Europe’s JUSTICE ministries have a problem. Courts are locking up more criminals, but figuring out where to put them is proving tricky. In a growing number of countries, prisons are packed to the rafters. Occupancy levels now average close to 95% in the European Union; they exceed 100% in nearly half the bloc, mainly in Western Europe. Beyond the EU, the trend is similar. Even in Switzerland and Iceland, which boast some of the lowest crime rates in the world, jails look uncomfortably full, thanks to lengthier sentences. Britain’s are bursting. Building new prisons is expensive, slow and provokes resistance from the NIMBY crowd.
Some governments are turning to unconventional solutions. On May 18th France’s justice minister, Gérald Darmanin, announced plans for a new prison in Guiana, a French overseas territory in South America, including a high-security wing for particularly dangerous criminals.
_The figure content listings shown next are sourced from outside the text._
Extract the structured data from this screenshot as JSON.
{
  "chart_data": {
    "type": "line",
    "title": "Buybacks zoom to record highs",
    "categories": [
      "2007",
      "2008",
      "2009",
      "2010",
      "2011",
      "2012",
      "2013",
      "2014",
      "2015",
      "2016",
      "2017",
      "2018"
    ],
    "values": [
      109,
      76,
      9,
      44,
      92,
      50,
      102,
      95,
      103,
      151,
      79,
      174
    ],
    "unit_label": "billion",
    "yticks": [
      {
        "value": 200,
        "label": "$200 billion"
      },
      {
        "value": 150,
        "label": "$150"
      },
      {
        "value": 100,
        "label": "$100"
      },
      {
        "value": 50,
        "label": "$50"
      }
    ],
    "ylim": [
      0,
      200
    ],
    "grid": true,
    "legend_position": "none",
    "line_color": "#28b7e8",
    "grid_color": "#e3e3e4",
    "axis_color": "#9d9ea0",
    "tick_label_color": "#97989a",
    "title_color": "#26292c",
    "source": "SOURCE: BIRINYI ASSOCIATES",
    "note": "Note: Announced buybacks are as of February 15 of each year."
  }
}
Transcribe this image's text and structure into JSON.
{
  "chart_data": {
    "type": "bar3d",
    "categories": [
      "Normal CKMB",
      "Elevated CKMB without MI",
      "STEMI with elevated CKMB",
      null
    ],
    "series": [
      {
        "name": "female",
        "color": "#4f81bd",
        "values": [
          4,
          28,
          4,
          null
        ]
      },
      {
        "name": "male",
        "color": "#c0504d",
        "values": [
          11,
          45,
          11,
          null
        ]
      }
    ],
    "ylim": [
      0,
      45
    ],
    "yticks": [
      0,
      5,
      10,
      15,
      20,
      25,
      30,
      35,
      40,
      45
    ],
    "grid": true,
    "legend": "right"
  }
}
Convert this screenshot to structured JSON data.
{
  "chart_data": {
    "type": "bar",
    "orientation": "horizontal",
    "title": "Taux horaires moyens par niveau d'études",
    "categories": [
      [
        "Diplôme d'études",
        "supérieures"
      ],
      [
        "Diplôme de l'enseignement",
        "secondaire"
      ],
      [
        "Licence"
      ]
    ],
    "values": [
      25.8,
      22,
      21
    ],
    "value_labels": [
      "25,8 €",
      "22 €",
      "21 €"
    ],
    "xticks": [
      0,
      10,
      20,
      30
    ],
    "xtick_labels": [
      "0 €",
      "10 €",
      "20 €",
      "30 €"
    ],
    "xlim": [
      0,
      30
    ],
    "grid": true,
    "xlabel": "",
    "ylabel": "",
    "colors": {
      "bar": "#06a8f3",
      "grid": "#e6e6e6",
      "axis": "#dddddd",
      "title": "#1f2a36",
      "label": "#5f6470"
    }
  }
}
To avoid drawing parallels with the days when France ran the notorious Devil’s Island penal colony there, Mr Darmanin emphasised that most spaces will be filled by local offenders and drug traffickers.
For countries lacking overseas territories with cheap land and flexible construction rules, the challenge is tougher. One solution lies in European countries that do not face prison overcrowding. Some countries with spare capacity seem open to renting out their vacant cells. For €200m ($234m) over ten years, Kosovo has agreed to house 300 inmates from Denmark in its Gjilan prison. That will cut Danish occupancy levels from near-full to a more manageable 92%. Kosovo is also talking to other countries, including Belgium. Estonia, where nearly half of prison cells sit empty, is putting out feelers to potential renters. Sweden is said to be interested: its crackdown on gang violence is landing ever more people in the slammer.
But other issues are in play. Both United Nations guidelines (known as the Nelson Mandela rules) and the Council of Europe’s rules give prisoners the right to in-person contact with family. The distances involved in some rental arrangements make this prohibitive. Families of Danish prisoners would face a journey of over 2,100km to visit inmates at Gjilan. Danish authorities want to arrange virtual visits and provide funding for travel, but inmates will find sentences lonely.
Governments are trying to get round these concerns by reserving the schemes for foreign nationals, who represent a hefty share of the prison population in much of western Europe. This also allows governments to spin the proposals as a way of getting tough on illegal immigration. It is no coincidence that most of the countries considering prisoner transfers are ones where far-right parties are particularly influential, or (in Denmark’s case) where the government has adopted a hardline stance on immigration. The idea is that once prisoners have served their sentence overseas, they will be deported directly to their country of origin, rather than going back to the country in which they were convicted.
Others fret about conditions in foreign prisons. Countries with cells for rent have little experience with foreigners in custody. Language barriers pose obvious challenges. If the schemes materialise, governments may need to hire or retrain a lot of new prison staff. But prisoners are unlikely to be enthusiastic about being forcibly carted off to faraway facilities, while prison guards may resent treating foreign inmates better than local ones. The atmosphere in such prisons could become extremely tense.
Longer prison terms are one reason for the overcrowding. Moving prisoners to rented jails abroad is a dodge, says Catherine Heard of the Institute for Crime and Justice Policy Research in London: “Rather than accepting that decades of tougher sentencing policies are what caused the crisis, not foreign criminals, it is politically easier to reach for a headline-grabber, like deportation to Kosovo.